Explaining Florida's red wave

 Thomas Lifson:

As vote counts continue to be posted, it is clear that Republican hopes and dreams of a huge wave election have been dashed.  Instead of a large House majority and solid control of the Senate, Republicans will be lucky to have small majorities in each chamber, and even that outcome is not secure at this moment.

But in one state, Florida, Republicans have triumphed in tsunami-like proportions.  With 98% of the vote counted, Marco Rubio has a 16.4% landslide lead over Senate challenger Val Demings, and Governor Ron DeSantis has a 19.4% lead, a gigantic increase over his fraction-of-one-percent squeaker victory four years ago.

It's going to take some time to figure out why the rest of the country isn't behaving like the Sunshine State, but three factors suggest themselves.

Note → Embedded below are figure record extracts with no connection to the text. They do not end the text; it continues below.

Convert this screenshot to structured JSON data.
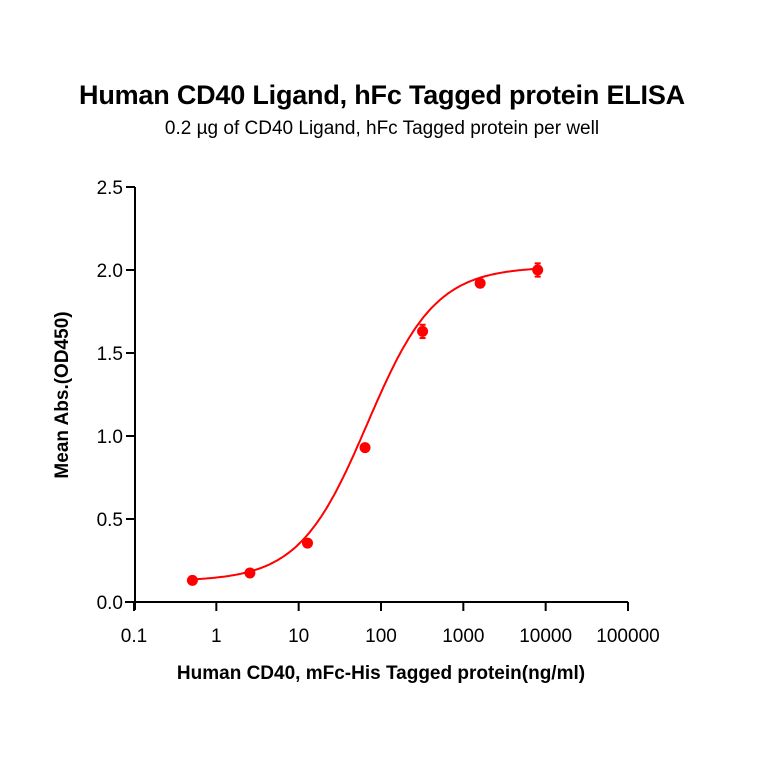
{
  "header": {
    "title": "Human CD40 Ligand, hFc Tagged protein ELISA",
    "subtitle": "0.2 µg of CD40 Ligand, hFc Tagged protein per well"
  },
  "axes": {
    "xlabel": "Human CD40, mFc-His Tagged protein(ng/ml)",
    "ylabel": "Mean Abs.(OD450)",
    "xticks": [
      "0.1",
      "1",
      "10",
      "100",
      "1000",
      "10000",
      "100000"
    ],
    "yticks": [
      "0.0",
      "0.5",
      "1.0",
      "1.5",
      "2.0",
      "2.5"
    ]
  },
  "colors": {
    "series": "#ff0000",
    "axis": "#000000"
  },
  "chart_data": {
    "type": "scatter",
    "title": "Human CD40 Ligand, hFc Tagged protein ELISA",
    "subtitle": "0.2 µg of CD40 Ligand, hFc Tagged protein per well",
    "xlabel": "Human CD40, mFc-His Tagged protein(ng/ml)",
    "ylabel": "Mean Abs.(OD450)",
    "xscale": "log",
    "xlim": [
      0.1,
      100000
    ],
    "ylim": [
      0,
      2.5
    ],
    "grid": false,
    "legend": null,
    "series": [
      {
        "name": "Human CD40, mFc-His Tagged protein",
        "fit": "4PL sigmoidal curve",
        "x": [
          0.512,
          2.56,
          12.8,
          64,
          320,
          1600,
          8000
        ],
        "values": [
          0.13,
          0.175,
          0.355,
          0.93,
          1.63,
          1.92,
          2.0
        ],
        "error": [
          0.01,
          0.01,
          0.01,
          0.02,
          0.04,
          0.02,
          0.04
        ]
      }
    ]
  }
}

Ron DeSantis displayed gutsy leadership in confronting COVID, enduring taunts as "DeathSantis" and far worse as he refused to cower before the might of Dr. Fauci, the medical establishment, Big Pharma, the media, and Democrat politicians.  As a result, Florida prospered as other states closed down their businesses and schools.  (The other governor who resisted the panic, South Dakota's Kristi Noem, won with an even bigger margin: 26.8 points with 97% of the vote counted.)...

He similarly stood up to Disney, one of if not the state's largest employers, when it pushed homo- and trans-sexual indoctrination for schoolchildren.  And his handling of Hurricane Ian demonstrated great competence.

It's worth noting that he supporters began chanting, "Two more years, two more years!," obviously encouraging him to run for president.

Hispanic voters are moving toward the Republican Party in large numbers, and there are lots of Hispanic voters, especially Cubans, Puerto Ricans, and Venezuelans, in Florida, groups that may be in the forefront of this movement.

...

It is worth noting that in other states where Republican governors stood up to the left's lockdown mania over Covid they also won handily such as Greg Abbott in Texas and Kristi Noem in South Dakota. It probably also helped that Florida had an influx of conservative voters fleeing poorly run blue lockdown states like New York.